Nunca, tampoco, un equipo europeo humilló así a un equipo suramericano. Lo más cercano fue el 6-1 con el que Checoslovaquia humilló a Argentina en la primera ronda del Mundial de Suecia 1958 o Dinamarca a Uruguay en 1986. Colombia, también perdió por cinco goles: 5-0 frente a Yugoslavia en Chile 1962. No sólo Alemania humilló a Brasil. Lo hizo en Brasil, al local, el equipo que no perdía un partido oficial en su tierra desde 1975. Fue un día de récords.

Pero no es culpa de David Luiz, ni de Hulk, ni de Marcelo, ni de Julio César. Ni siquiera es culpa del tal Fred. Es culpa de Parreira, de Scolari, de esa escuela de entrenadores brasileños que mataron el fútbol que los identifico e imprimió su fútbol en la historia.  Tanto lo he dicho acá que no lo voy a repetir más que en esta breve frase: todo comenzó con la derrota ante Italia en 1982.

El fútbol, si algo enseña es que siempre hay revancha. Brasil hoy es un país humillado, avergonzado y pisoteado. Pero cuando se toca fondo, sólo hay un camino, cuesta arriba. Al derrotar Brasil a Chile y Colombia, jugando un fútbol pobre, rácano, brusco, pensé que el jogo bonito nunca más volvería.
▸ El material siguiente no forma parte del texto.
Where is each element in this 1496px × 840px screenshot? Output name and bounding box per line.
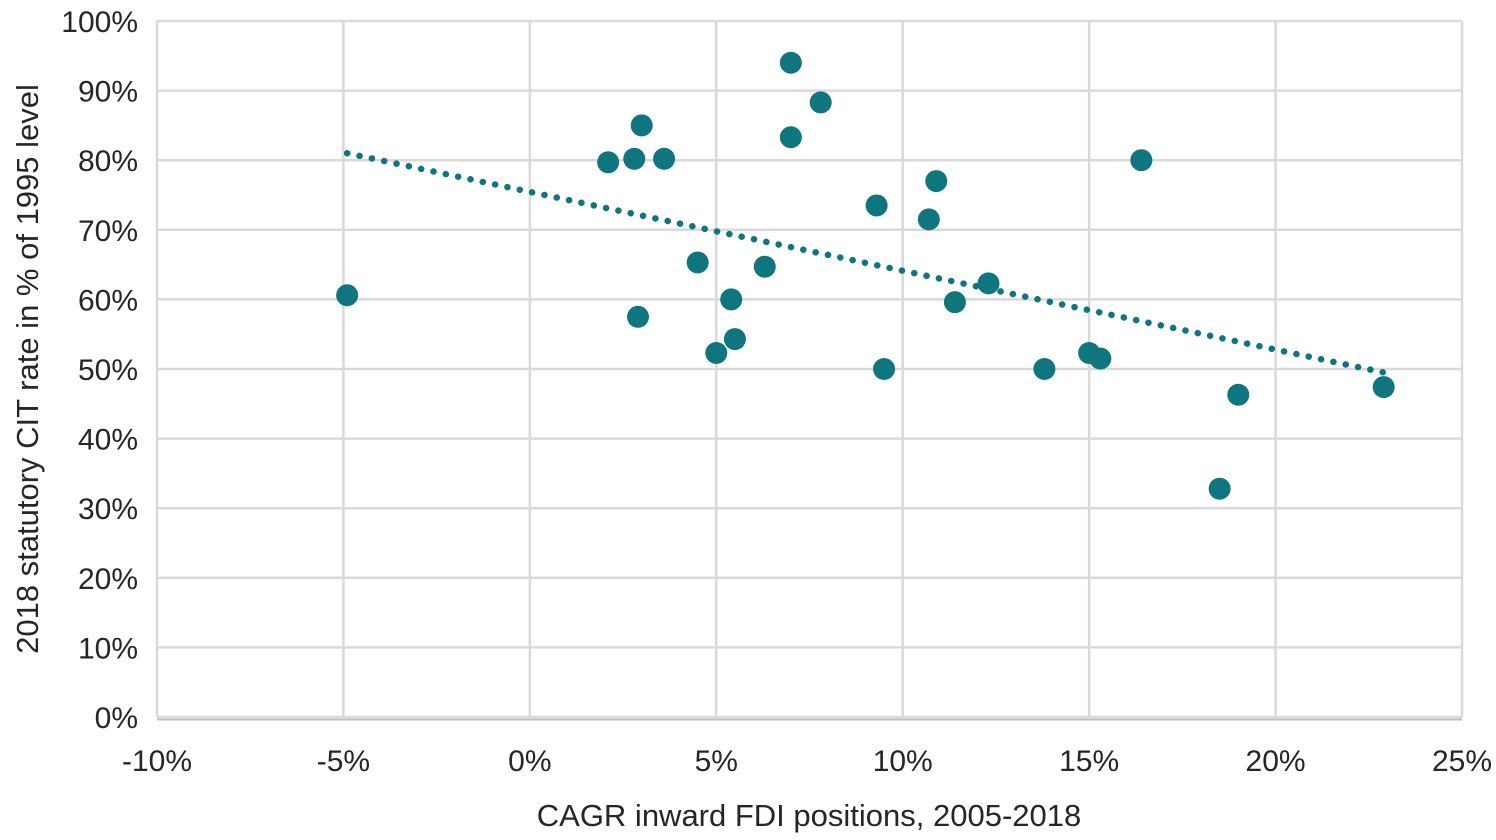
data-point: [597, 151, 620, 174]
y-tick-label: 70%: [78, 215, 138, 248]
x-tick-label: 0%: [508, 745, 551, 778]
y-tick-label: 80%: [78, 145, 138, 178]
data-point: [865, 194, 888, 217]
data-point: [1033, 358, 1056, 380]
y-tick-label: 0%: [95, 702, 138, 735]
data-point: [1089, 347, 1112, 370]
trendline-group: [343, 149, 1387, 376]
y-tick-label: 90%: [78, 76, 138, 109]
x-tick-label: 25%: [1432, 745, 1492, 778]
x-tick-label: 15%: [1059, 745, 1119, 778]
data-point: [925, 170, 948, 193]
data-point: [779, 51, 802, 74]
data-point: [1208, 477, 1231, 500]
data-point: [1130, 149, 1153, 172]
x-axis-title: CAGR inward FDI positions, 2005-2018: [537, 798, 1081, 833]
trendline-dotted: [343, 149, 1387, 376]
data-point: [623, 147, 646, 170]
data-point: [336, 284, 359, 307]
y-tick-label: 30%: [78, 493, 138, 526]
y-tick-label: 10%: [78, 632, 138, 665]
y-tick-label: 100%: [61, 6, 138, 39]
data-point: [809, 91, 832, 114]
data-point: [1372, 376, 1395, 399]
data-point: [720, 288, 743, 311]
data-point: [630, 114, 653, 137]
y-axis-title: 2018 statutory CIT rate in % of 1995 lev…: [10, 84, 45, 654]
data-point: [1227, 383, 1250, 406]
data-point: [705, 341, 728, 364]
x-axis-tick-labels: -10% -5% 0% 5% 10% 15% 20% 25%: [122, 745, 1492, 778]
x-tick-label: 5%: [695, 745, 738, 778]
y-tick-label: 20%: [78, 563, 138, 596]
y-tick-label: 40%: [78, 424, 138, 457]
horizontal-gridlines: [157, 19, 1462, 719]
data-point: [917, 208, 940, 231]
x-tick-label: 20%: [1246, 745, 1306, 778]
x-tick-label: 10%: [873, 745, 933, 778]
y-axis-tick-labels: 0% 10% 20% 30% 40% 50% 60% 70% 80% 90% 100%: [61, 6, 138, 735]
data-point: [753, 255, 776, 278]
y-tick-label: 50%: [78, 354, 138, 387]
y-tick-label: 60%: [78, 284, 138, 317]
data-point: [653, 147, 676, 170]
x-tick-label: -10%: [122, 745, 192, 778]
data-point: [686, 251, 709, 274]
data-point: [873, 358, 896, 380]
data-point: [779, 126, 802, 149]
data-point: [977, 272, 1000, 295]
data-point: [943, 291, 966, 314]
data-point: [626, 305, 649, 328]
data-points-group: [336, 51, 1395, 500]
x-tick-label: -5%: [317, 745, 370, 778]
data-point: [723, 328, 746, 351]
Pero ya en la conferencia de prensa post-partido  de Scolari se escucharon voces de periodistas sobre el atraso táctico de Brasil. Lo mismo que cuando Brasil salió eliminado en 1966 en primera ronda. Entonces concluyeron que había que potenciar la preparación física para parecerse más a los europeos. A raíz de ese debate llegó João Saldanha al cargo de seleccionador quien, a pesar de clasificar sobrados al Mundial de México 1970, quiso sentarlo a él, al Rey del fútbol, a Pelé. Zagallo ocupó su cargo y demostró que cuando hay calidad y categoría lo mejor es poner a los mejores. La táctica consiste en hacer funcionar individualidades únicas como un equipo. Por eso Zagallo  es uno de los mejores entrenadores de la historia. 

Brasil, como un drogadicto, probó lo desconocido y le produjo placer. Ganó un título que se resistía ya 24 años, el de 1994. Se sumergió más en el vicio y repitió en 2002. La felicidad los cegó. Los fracasos de 2006 y 2010 se consideraron circunstanciales. Pero el golpe de 2014 es estructural, debe ser estructural. Brasil debe volver a sus raíces. El ataque de Brasil en el partido contra Alemania era Hulk, Bernard, Oscar y el tal Fred. Compárelo, amigo lector, con cualquier equipo brasileño, aún los que no ganaron el mundial. Brasil ’82, Brasil ’86 perdió. Pero es que el fútbol es de ganar y perder. Salieron victoriosos porque en el fútbol además del resultado, se triunfa en la estética.

Y Brasil, a partir de la estética, de querer jugar al fútbol puede volver a ganar. Pero se va a tardar. Porque los equipos dejaron de buscar Zicos, Romarios o Ronaldos. Ahora buscan Luis Gustavos, Willians, Fernandinhos y Hulks. Un equipo encerrado, puede ganar. Lo demostró Grecia en 2004 al ganar la Eurocopa, Italia al ganar el Mundial del 2006. Pero de ninguno de ellos se ha vuelto a tener noticia.

Lo de Brasil va más allá del debate entre la estética y el resultadismo. Alemania juega en Brasil 2014 el fútbol más estético que hay. Y llegó sobrada a la final. Con justicia y merecimiento. Busca ganar, con un fútbol que antes era el brasilero, el sudamericano. Ojalá el choque haya sido lo suficientemente fuerte como para que en Brasil entiendan que deben romper con su pasado reciente.

Deben comenzar por el entrenador. Quizás necesiten uno extranjero.